FCC Chairman Tom Wheeler ordered an emergency meeting Wednesday between the agency’s media bureau and the two companies to try and resolve the dispute.
{mosads}“We will not stand idly by while millions of consumers in 79 markets across the country are being denied access to local programming,” Wheeler said. “The Commission will always act within the scope of its authority if it emerges that improper conduct is preventing a commercial resolution of the dispute.”
Nearly 130 local stations in markets in 36 states and Washington, D.C., went dark for Dish customers as the satellite company negotiates with Sinclair to carry its broadcast programing.
Included in that are major local broadcast stations such as CBS, NBC, ABC and Fox, according to The Wall Street Journal.
Dish said it had agreed to the terms and rates to cary Sinclair stations, but the holdout is over Sinclair’s insistence on an agreement for Dish to carry another channel that Sinclair hopes to acquire “but does not own today.”
Dish refiled a complaint with the FCC that Sinclair is negotiating in bad faith, a violation of agency rules if true. In an earlier complaint this month, Dish accused Sinclair of refusing to enter retransmission negotiations unless it could negotiate agreements for its stations and for 32 others that are in the same markets.
Sinclair accused Dish of “spinning the facts” and said it is not interested in negotiating the deal through the press. It accused Dish of using the dispute as leverage as the FCC reviews its rules about good faith retransmission negotiations.
Wheeler last month said he circulated a notice of proposed rulemaking that will undertake “a robust examination of practices used by parties in retransmission consent negotiations.”

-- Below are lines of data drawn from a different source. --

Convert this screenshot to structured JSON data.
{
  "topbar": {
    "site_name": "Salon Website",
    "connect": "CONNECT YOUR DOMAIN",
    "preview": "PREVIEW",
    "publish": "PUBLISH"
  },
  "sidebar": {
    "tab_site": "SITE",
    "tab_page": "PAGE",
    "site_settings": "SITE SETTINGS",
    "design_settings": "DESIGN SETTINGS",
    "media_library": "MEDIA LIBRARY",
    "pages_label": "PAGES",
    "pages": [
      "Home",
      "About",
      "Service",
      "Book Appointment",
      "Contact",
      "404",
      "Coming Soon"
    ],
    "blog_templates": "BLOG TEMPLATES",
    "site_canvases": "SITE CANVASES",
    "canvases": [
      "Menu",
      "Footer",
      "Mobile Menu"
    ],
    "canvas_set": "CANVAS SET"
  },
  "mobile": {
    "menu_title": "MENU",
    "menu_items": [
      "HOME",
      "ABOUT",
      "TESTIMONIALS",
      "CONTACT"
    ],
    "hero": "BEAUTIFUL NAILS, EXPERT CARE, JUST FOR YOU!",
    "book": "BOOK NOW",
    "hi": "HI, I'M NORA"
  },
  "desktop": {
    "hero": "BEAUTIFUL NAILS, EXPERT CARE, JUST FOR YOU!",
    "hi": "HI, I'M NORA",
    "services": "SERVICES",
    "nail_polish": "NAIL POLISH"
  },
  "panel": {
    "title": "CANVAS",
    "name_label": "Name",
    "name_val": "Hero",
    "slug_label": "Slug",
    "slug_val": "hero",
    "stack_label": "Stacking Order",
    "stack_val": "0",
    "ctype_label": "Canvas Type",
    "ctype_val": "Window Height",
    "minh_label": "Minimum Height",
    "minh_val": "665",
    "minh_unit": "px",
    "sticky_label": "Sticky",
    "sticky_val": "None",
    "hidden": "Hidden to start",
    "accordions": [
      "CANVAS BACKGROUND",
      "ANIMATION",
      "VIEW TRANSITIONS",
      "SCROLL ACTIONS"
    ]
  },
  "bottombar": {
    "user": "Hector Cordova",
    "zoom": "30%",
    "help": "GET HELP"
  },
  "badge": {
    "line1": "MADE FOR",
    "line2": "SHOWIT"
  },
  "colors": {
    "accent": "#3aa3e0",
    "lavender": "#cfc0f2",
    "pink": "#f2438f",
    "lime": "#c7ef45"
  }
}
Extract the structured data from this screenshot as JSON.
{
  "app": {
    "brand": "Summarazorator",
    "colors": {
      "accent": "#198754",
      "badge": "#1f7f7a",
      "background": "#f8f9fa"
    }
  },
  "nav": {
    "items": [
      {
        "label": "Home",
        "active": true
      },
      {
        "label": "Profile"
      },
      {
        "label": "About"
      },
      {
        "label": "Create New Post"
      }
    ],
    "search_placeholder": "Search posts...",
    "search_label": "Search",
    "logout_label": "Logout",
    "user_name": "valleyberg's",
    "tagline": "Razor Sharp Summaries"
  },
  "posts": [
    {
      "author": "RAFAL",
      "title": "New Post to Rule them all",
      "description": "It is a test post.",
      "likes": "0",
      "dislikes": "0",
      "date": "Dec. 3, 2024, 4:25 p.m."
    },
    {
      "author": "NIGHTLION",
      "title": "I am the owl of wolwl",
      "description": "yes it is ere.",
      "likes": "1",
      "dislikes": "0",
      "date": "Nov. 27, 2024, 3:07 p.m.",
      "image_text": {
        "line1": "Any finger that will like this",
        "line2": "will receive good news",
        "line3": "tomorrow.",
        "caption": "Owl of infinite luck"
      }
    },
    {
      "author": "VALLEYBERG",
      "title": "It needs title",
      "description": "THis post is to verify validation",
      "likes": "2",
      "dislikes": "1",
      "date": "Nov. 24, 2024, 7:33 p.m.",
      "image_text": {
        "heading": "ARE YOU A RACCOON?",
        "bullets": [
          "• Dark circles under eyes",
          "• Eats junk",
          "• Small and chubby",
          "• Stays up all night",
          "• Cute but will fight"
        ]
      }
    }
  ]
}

Sinclair allies such as the National Association of Broadcasters accused Dish of trying to “manufacture” the dispute to gain attention at the FCC. Other Dish critics note the company has been involved in more than 40 percent of retransmission blackouts in the past few years.
But critics of Sinclair say the rising number of blackouts is the result of broadcasters tying retransmission of local TV stations to higher rates for cable and online content.